Это развитие идеи Егора Холмогорова по поводу возможных контрреволюционных стратегий, который написал: «Однако нам интересна не столько технология контрреволюции, которая может сильно отличаться от страны к стране и от региона к региону, сколько ее политология, базовый принцип которой вполне очевиден. В условиях крушения старой власти и ее неспособности выполнить роль «кровавой собаки» самостоятельно единственным шансом на хотя бы частичное спасение страны и сохранение в ней порядка и суверенитета является встречная революция, то есть создание новой власти, процесс формирования и укрепления которой войдет в противоречие с революционным потоком, которая будет не защищаться, а наступать, и которая не будет связана формальными и неформальными ограничениями прежнего режима. Именно в процессе создания «фактора власти» встречная революция способна раздавить революцию первоначальную и снять хотя бы самые острые ее симптомы. Строго говоря, именно такая революция, в отличие от простого подавления, и заслуживает названия контрреволюции в точном смысле этого слова. Контрреволюция формирует новый порядок, на защиту которого, подобно революции, мобилизует не упадочное чиновничество и силовые структуры, а новые добровольные объединения, куда могут входить и соответствующим образом настроенные чиновники, и военные, и полицейские, и просто сочувствующие – «партизаны порядка», но на совершенно иных, чем при старом режиме, началах. В этом случае революция сталкивается не с разлагающимся, а напротив, – с учреждаемым государством. Причем таким «общественный договор» заключен буквально вчера, и его участники воспринимают его как личное дело и личное достижение. В столкновении с таким учреждаемым государством шансы «революции», особенно «оранжевого» класса, то есть революции, использующей системные дыры в распадающейся недогосударственности, исключительно малы» [14].
Это странное и еще раз странное предложение. Но пока оно выглядит как единственно возможное, поскольку действительно революцию может остановить только встречная революция, а отнюдь не падающий режим, который несомненно хочет совершить определенные действия, но уже не может. Он силен своим прошлым, а сейчас пришло время соревнований за сильное будущее. И здесь происходит смена правил игры.
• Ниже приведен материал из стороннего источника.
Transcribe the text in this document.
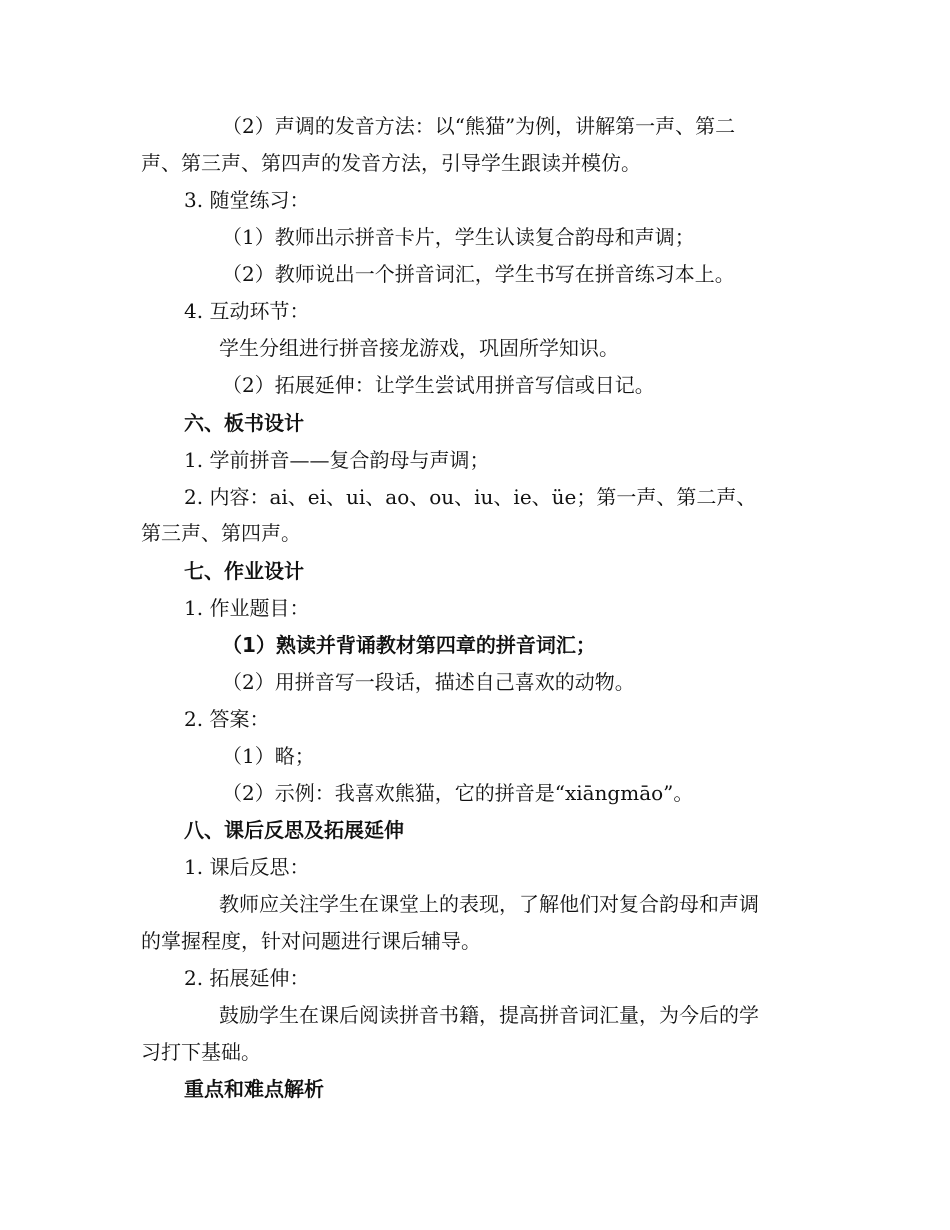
（2）声调的发音方法：以“熊猫”为例，讲解第一声、第二
声、第三声、第四声的发音方法，引导学生跟读并模仿。
3. 随堂练习：
（1）教师出示拼音卡片，学生认读复合韵母和声调；
（2）教师说出一个拼音词汇，学生书写在拼音练习本上。
4. 互动环节：
学生分组进行拼音接龙游戏，巩固所学知识。
（2）拓展延伸：让学生尝试用拼音写信或日记。
六、板书设计
1. 学前拼音——复合韵母与声调；
2. 内容：ai、ei、ui、ao、ou、iu、ie、üe；第一声、第二声、
第三声、第四声。
七、作业设计
1. 作业题目：
（1）熟读并背诵教材第四章的拼音词汇；
（2）用拼音写一段话，描述自己喜欢的动物。
2. 答案：
（1）略；
（2）示例：我喜欢熊猫，它的拼音是“xiāngmāo”。
八、课后反思及拓展延伸
1. 课后反思：
教师应关注学生在课堂上的表现，了解他们对复合韵母和声调
的掌握程度，针对问题进行课后辅导。
2. 拓展延伸：
鼓励学生在课后阅读拼音书籍，提高拼音词汇量，为今后的学
习打下基础。
重点和难点解析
В обсуждении ситуации в Киргизии возникло интересное различие революции и гражданской войны в систематике того, что имеется у сторон и на что направлен захват. А. Тарасенко подчеркивает следующее принципиальное различие: «В большинстве тех конфликтов, которые принято называть гражданскими войнами, на поверхность четко выступает факт наличия аппарата власти и управления у обеих сторон. Этот аппарат может строиться на одинаковых политических принципах, как в Гражданской войне в США, или же на принципиально противоположных, как в российской Гражданской войне начала прошлого века. Но этот аппарат есть, и только его наличие позволяет нам говорить о гражданской войне, а не каком-то другом «действе». Во время революции или дворцового переворота у стороны, стремящейся к захвату власти, есть, конечно, какие-то организационные структуры и центры, но центр власти находится не в ее руках. И если даже после удачного переворота выстраивается система власти, совершенно непохожая на предшествующую, то все равно поначалу используются готовые структуры государственности. В гражданской же войне никакой из сторон нет необходимости захватывать власть как структуру, ибо эта структура у них уже имеется. Борьба идет исключительно за территориальное господство» [15].
Интересно, что Александр Дугин, говоря о неоопричнине, выходит на эту же тему с несколько другой стороны [1 6]. По сути, он также пытается опереться на пассионарные слои общества для выполнения тех функций, которые неадекватно выполняются современной государственной машиной.
Правда, в преддверии киргизских событий были названы два параметра бархатной контрреволюции: честные прозрачные выборы и человеческое отношение к людям [17]. Еще работа с потенциальными диссидентами, постоянная работа на местах. Все это несомненно лежит в области как информационного, так и событийного противодействия. И все это самые понятные и самые адекватные меры. Это норма, вне которой, к сожалению, функционируют все страны СНГ.
Была также отвергнута идея экспорта революции: «Произошедшие события нельзя считать экспортом революции. Я вообще противник той точки зрения, которая сейчас озвучивается и российскими политологами в том числе, что якобы в Киргизии был повторен украинский и грузинский сценарии. Революционная ситуация и нестабильность в Киргизии наблюдалась в последние несколько лет, и если не сейчас, то в конце этого года во время президентских выборов в любом случае оппозиция пошла бы ва-банк» [1 8].